Grazie ai suoi social media, molto seguiti e con il consenso del Cremlino, Strelkov è diventato uno dei punti di riferimento dei cosiddetti “patrioti”. Quanti siano numericamente questi ‘patrioti’ nella realtà è difficile a dirsi. Il suo canale Telegram conta su 800mila sottoscrittori. Qui è comparso un messaggio in cui si lancia la campagna per la liberazione del “detenuto politico” Strelkov.
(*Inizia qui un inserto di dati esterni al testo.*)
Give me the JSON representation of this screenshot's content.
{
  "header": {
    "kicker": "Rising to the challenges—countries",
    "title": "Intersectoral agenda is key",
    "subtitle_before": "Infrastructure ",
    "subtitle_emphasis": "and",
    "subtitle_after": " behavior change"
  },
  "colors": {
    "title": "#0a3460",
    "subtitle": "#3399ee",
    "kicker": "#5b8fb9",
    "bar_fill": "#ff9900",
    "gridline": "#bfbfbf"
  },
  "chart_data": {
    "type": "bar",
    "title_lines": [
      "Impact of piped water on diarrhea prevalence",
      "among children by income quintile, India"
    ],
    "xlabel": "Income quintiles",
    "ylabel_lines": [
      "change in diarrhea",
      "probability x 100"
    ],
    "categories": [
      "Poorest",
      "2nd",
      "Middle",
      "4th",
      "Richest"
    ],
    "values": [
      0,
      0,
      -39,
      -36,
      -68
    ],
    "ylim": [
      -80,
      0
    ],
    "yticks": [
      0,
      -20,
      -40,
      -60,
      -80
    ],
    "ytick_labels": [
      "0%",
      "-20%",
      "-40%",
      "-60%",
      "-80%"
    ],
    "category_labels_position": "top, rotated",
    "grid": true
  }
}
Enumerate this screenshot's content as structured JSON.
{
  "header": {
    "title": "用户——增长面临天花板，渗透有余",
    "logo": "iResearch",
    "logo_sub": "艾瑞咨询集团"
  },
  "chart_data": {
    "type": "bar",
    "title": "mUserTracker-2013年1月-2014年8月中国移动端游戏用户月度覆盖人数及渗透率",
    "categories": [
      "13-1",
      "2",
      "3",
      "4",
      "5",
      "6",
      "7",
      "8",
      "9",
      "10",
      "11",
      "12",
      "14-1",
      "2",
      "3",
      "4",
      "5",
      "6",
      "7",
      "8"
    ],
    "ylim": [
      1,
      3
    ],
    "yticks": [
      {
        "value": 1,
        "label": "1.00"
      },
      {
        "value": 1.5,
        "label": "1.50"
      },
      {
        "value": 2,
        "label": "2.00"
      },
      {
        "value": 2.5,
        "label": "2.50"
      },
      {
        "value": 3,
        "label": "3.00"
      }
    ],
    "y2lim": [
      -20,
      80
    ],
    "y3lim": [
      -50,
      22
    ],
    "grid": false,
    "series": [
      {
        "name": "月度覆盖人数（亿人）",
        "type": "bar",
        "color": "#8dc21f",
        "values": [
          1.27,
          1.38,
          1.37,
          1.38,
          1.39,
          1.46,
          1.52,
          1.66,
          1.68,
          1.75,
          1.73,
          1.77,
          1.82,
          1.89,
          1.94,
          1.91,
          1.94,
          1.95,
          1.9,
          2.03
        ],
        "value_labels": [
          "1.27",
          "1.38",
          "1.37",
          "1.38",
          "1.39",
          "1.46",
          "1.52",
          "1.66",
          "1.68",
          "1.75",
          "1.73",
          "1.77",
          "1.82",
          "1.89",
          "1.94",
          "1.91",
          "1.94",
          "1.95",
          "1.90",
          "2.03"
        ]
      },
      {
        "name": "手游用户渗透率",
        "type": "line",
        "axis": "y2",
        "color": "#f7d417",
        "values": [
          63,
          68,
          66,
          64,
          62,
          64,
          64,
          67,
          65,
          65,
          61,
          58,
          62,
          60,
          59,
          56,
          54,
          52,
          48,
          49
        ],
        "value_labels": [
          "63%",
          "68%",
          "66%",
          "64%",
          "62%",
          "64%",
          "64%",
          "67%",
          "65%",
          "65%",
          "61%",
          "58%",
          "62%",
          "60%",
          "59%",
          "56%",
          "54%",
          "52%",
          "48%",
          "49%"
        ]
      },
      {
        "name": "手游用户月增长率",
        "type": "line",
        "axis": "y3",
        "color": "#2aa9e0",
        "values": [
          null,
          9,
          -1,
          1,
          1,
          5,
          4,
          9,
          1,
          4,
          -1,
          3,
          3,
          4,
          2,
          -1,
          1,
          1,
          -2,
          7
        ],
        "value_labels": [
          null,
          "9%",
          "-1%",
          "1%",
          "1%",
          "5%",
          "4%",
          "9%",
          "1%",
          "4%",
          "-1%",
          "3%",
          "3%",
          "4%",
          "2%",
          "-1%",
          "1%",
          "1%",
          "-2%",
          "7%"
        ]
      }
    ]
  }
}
Negli ultimi tempi l’ex ufficiale dei Servizi segreti russi se l’era presa sui social sia con gli Alti comandi militari russi – rei di non fare quello che si deve in Ucraina – sia con Prigozhin, con cui i rapporti sono tesi.
La settimana scorsa i suoi strali erano stati rivolti addirittura alla Presidenza della Federazione. “Il Paese – ha scritto Strelkov – non sopravviverà ad altri 6 anni di questa codarda mediocrità al potere”. Il che significa ‘no’ alla rielezione di Putin, il cui mandato scade la primavera prossima.
Senza andare troppo in là col tempo, oggi il potere non vuole soprattutto più sentire critiche contro i Comandi militari, perché queste parole avvelenate possono spaccare la società russa. Per riprendere l’iniziativa Putin ha così rilanciato la sua particolare visione del mondo, affermando che la Polonia ha ricevuto un “regalo” da Stalin nel 1945 per confini a lei convenienti. Da queste parole si comprende che la crisi psicologica russa, una delle cause della tragedia ucraina, è lungi dall’essere superata. Anzi.